Department of Chemistry , Washington University in St. Louis , One Brookings Drive, Campus Box 1134 , St. Louis , Missouri 63130-4899 , United States.
Department of Chemistry and Center for Metals in Biocatalysis , University of Minnesota , 207 Pleasant Street SE , Minneapolis , Minnesota 55455 , United States.
J Am Chem Soc. 2019 Apr 3;141(13):5470-5480. doi: 10.1021/jacs.9b00466. Epub 2019 Mar 25.
The kinetics and mechanism(s) of the reactions of [K(Krypt)][LCuO] (Krypt = 4,7,13,16,21,24-hexaoxa-1,10-diazabicyclo[8.8.8]hexacosane, L = a bis(arylcarboxamido)pyridine ligand) with 2,2,6,6-tetramethylpiperdine- N-hydroxide (TEMPOH) and the para-substituted phenols ArOH (X = para substituent NO, CF, Cl, H, Me, Bu, OMe, or NMe) at low temperatures were studied. The reaction with TEMPOH occurs rapidly ( k = 35.4 ± 0.3 M s) by second-order kinetics to yield TEMPO and [LCuOOH] on the basis of electron paramagnetic resonance spectroscopy, the production of HO upon treatment with protic acid, and independent preparation from reaction of [NBu][LCuOH] with HO ( K = 0.022 ± 0.007 for the reverse reaction).
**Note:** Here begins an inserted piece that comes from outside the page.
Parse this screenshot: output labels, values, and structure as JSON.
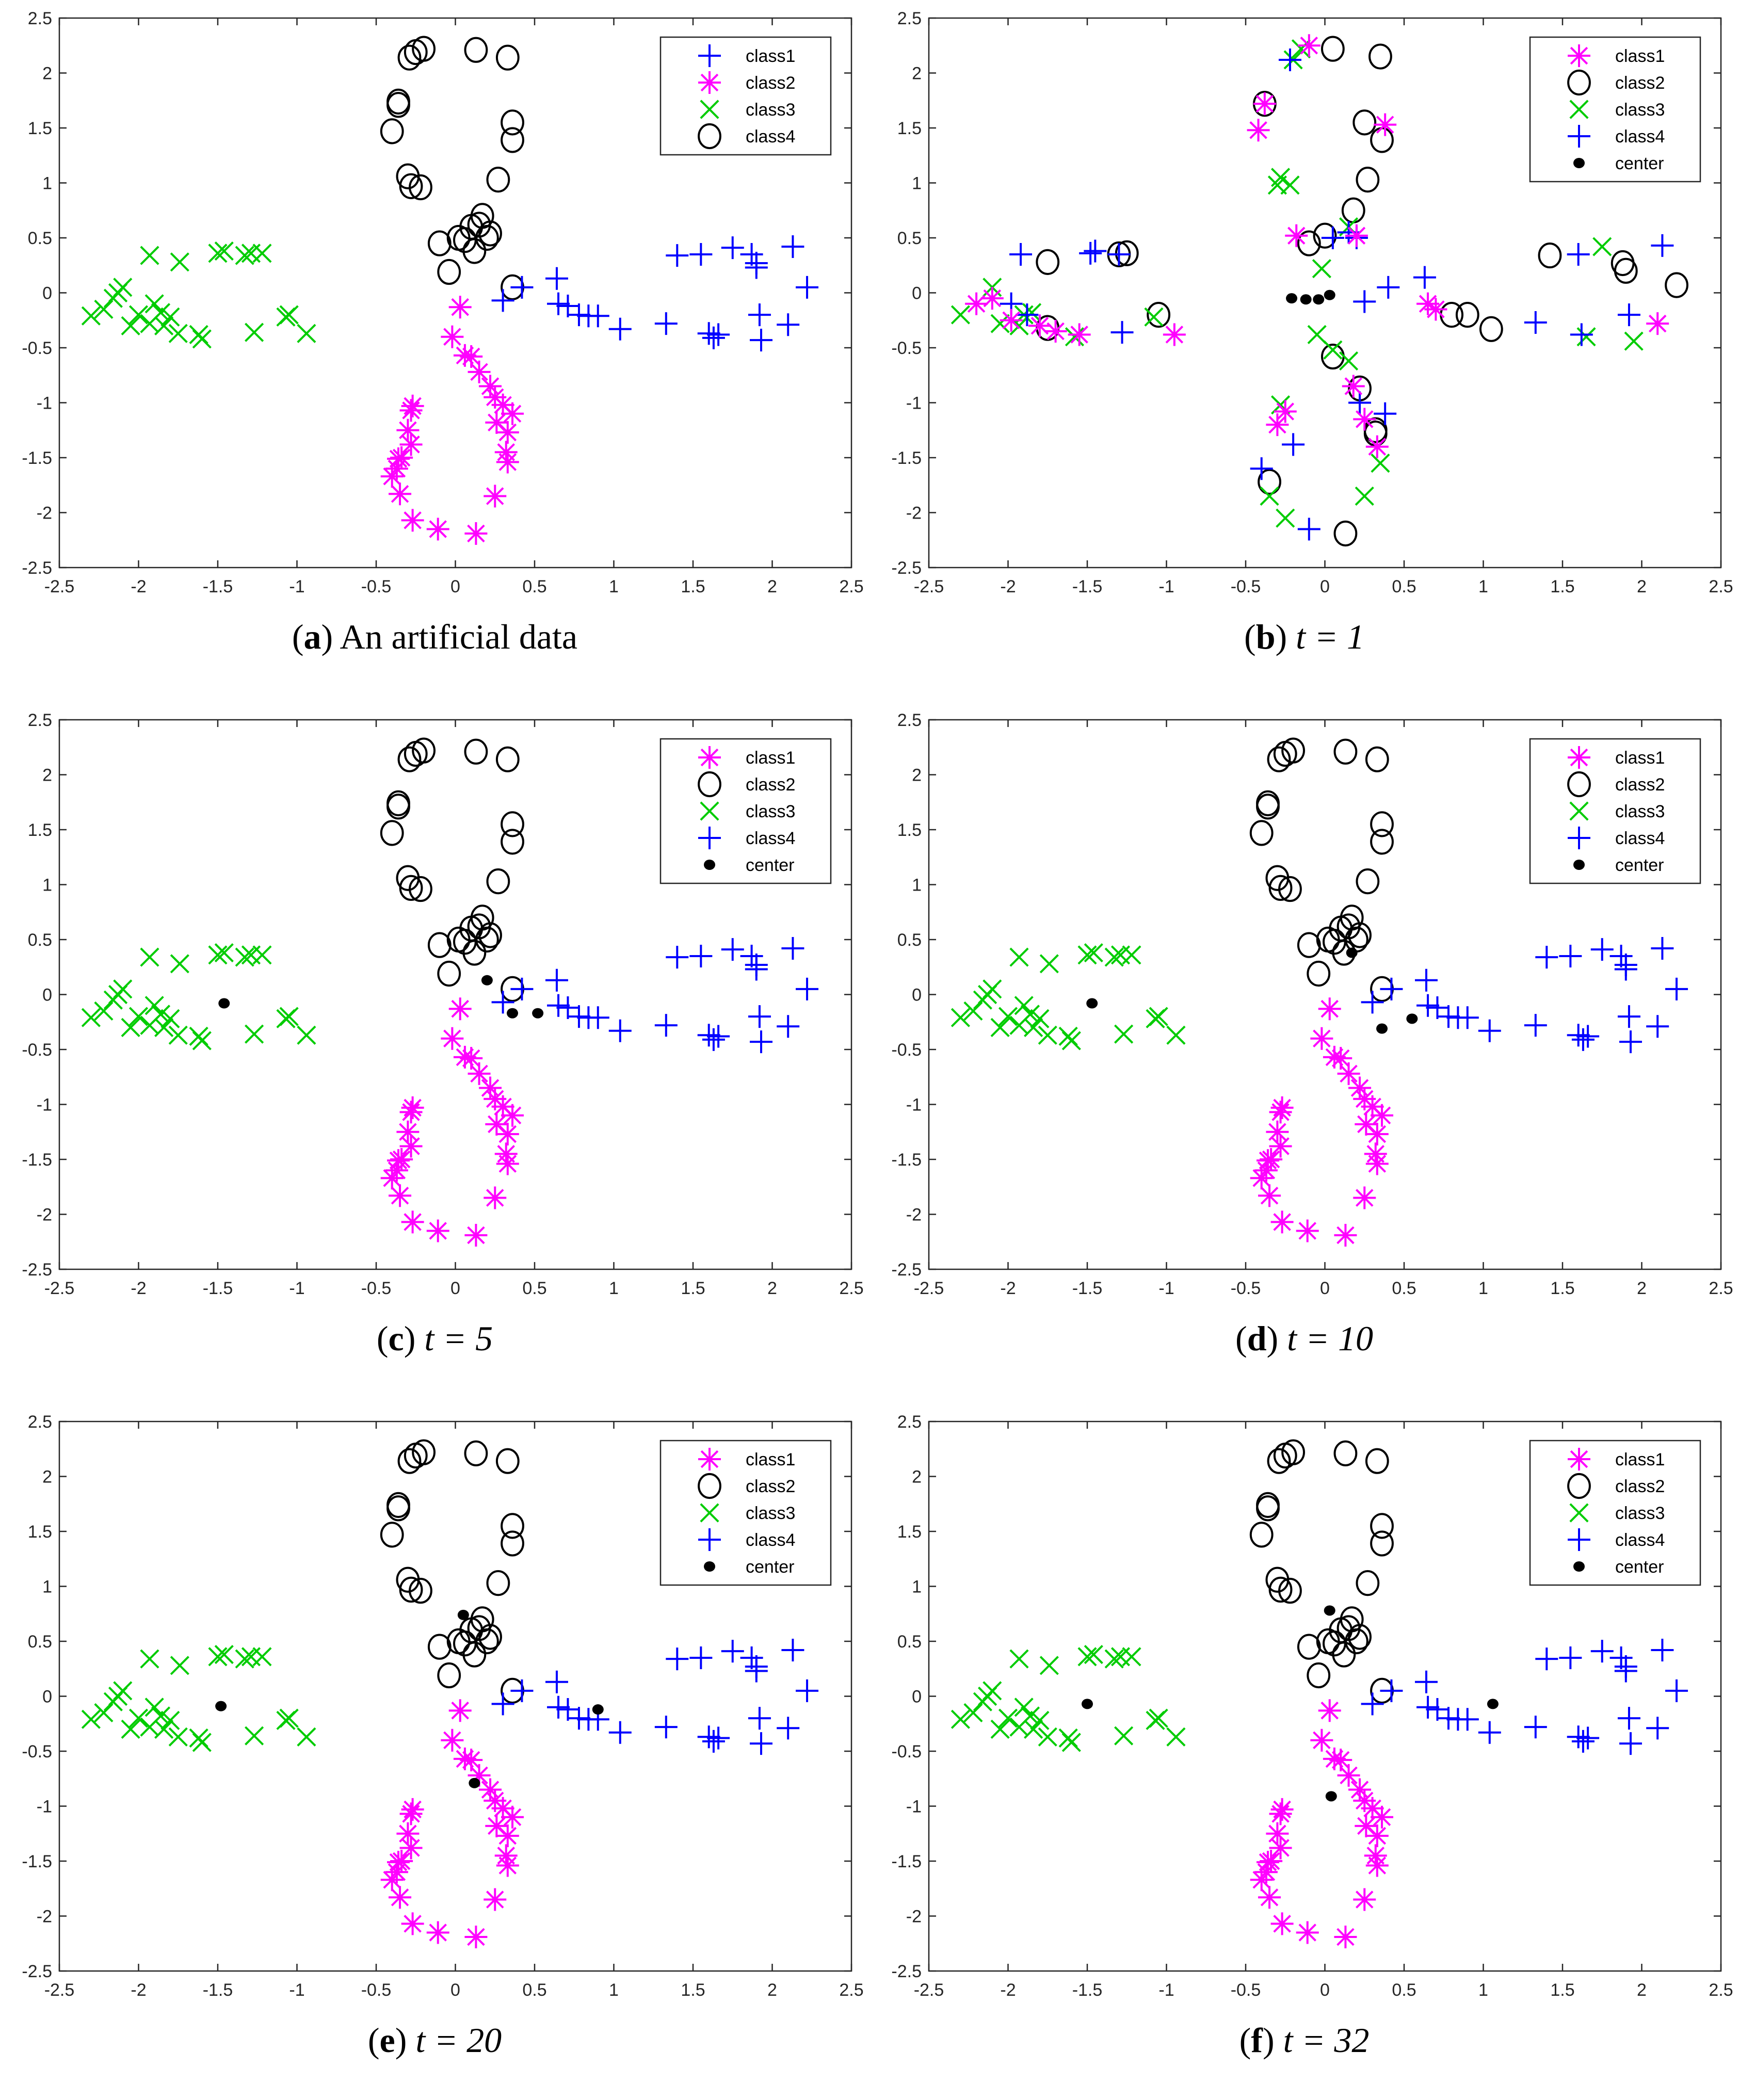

The reactions with ArOH also follow second-order kinetics, and analysis of the variation of the k values as a function of phenol properties (Hammett σ parameter, O-H bond dissociation free energy, p K, E) revealed a change in mechanism across the series, from proton transfer/electron transfer for X = NO, CF, Cl to concerted-proton/electron transfer (or hydrogen-atom transfer) for X = OMe, NMe (data for X = H, Me, Bu are intermediate between the extremes). Thermodynamic analysis and comparisons to previous results for LCuOH, a different copper-oxygen intermediate with the same supporting ligand, and literature for other [CuO] complexes reveal significant differences in proton-coupled electron-transfer mechanisms that have implications for understanding oxidation catalysis by copper-containing enzymes and abiological catalysts.
[K(Krypt)][LCuO](Krypt = 4,7,13,16,21,24-六氧-1,10-二氮杂环十八烷,L = 双(芳基羧酰胺基)吡啶配体)与 2,2,6,6-四甲基哌啶- N- 羟基(TEMPOH)和对取代苯酚 ArOH(X = 对位取代基 NO、CF、Cl、H、Me、Bu、OMe 或 NMe)在低温下的反应动力学和机理进行了研究。根据电子顺磁共振波谱、与质子酸反应生成 HO、以及独立制备自[NBu][LCuOH]与 HO 的反应(对于逆反应 K = 0.022 ± 0.007),TEMPOH 的反应以二级动力学快速进行(k = 35.4 ± 0.3 M s)。ArOH 的反应也遵循二级动力学,对 k 值随酚性质(Hammett σ参数、O-H 键离解自由能、p K、E)变化的分析表明,反应机理发生了变化,X = NO、CF、Cl 时为质子转移/电子转移,X = OMe、NMe 时为协同质子/电子转移(或氢原子转移)(X = H、Me、Bu 的数据介于两者之间)。热力学分析和与具有相同配体的不同铜-氧中间体 LCuOH 以及其他 [CuO] 配合物的文献的比较揭示了质子耦合电子转移机制的显著差异,这对理解含铜酶和非生物催化剂的氧化催化具有重要意义。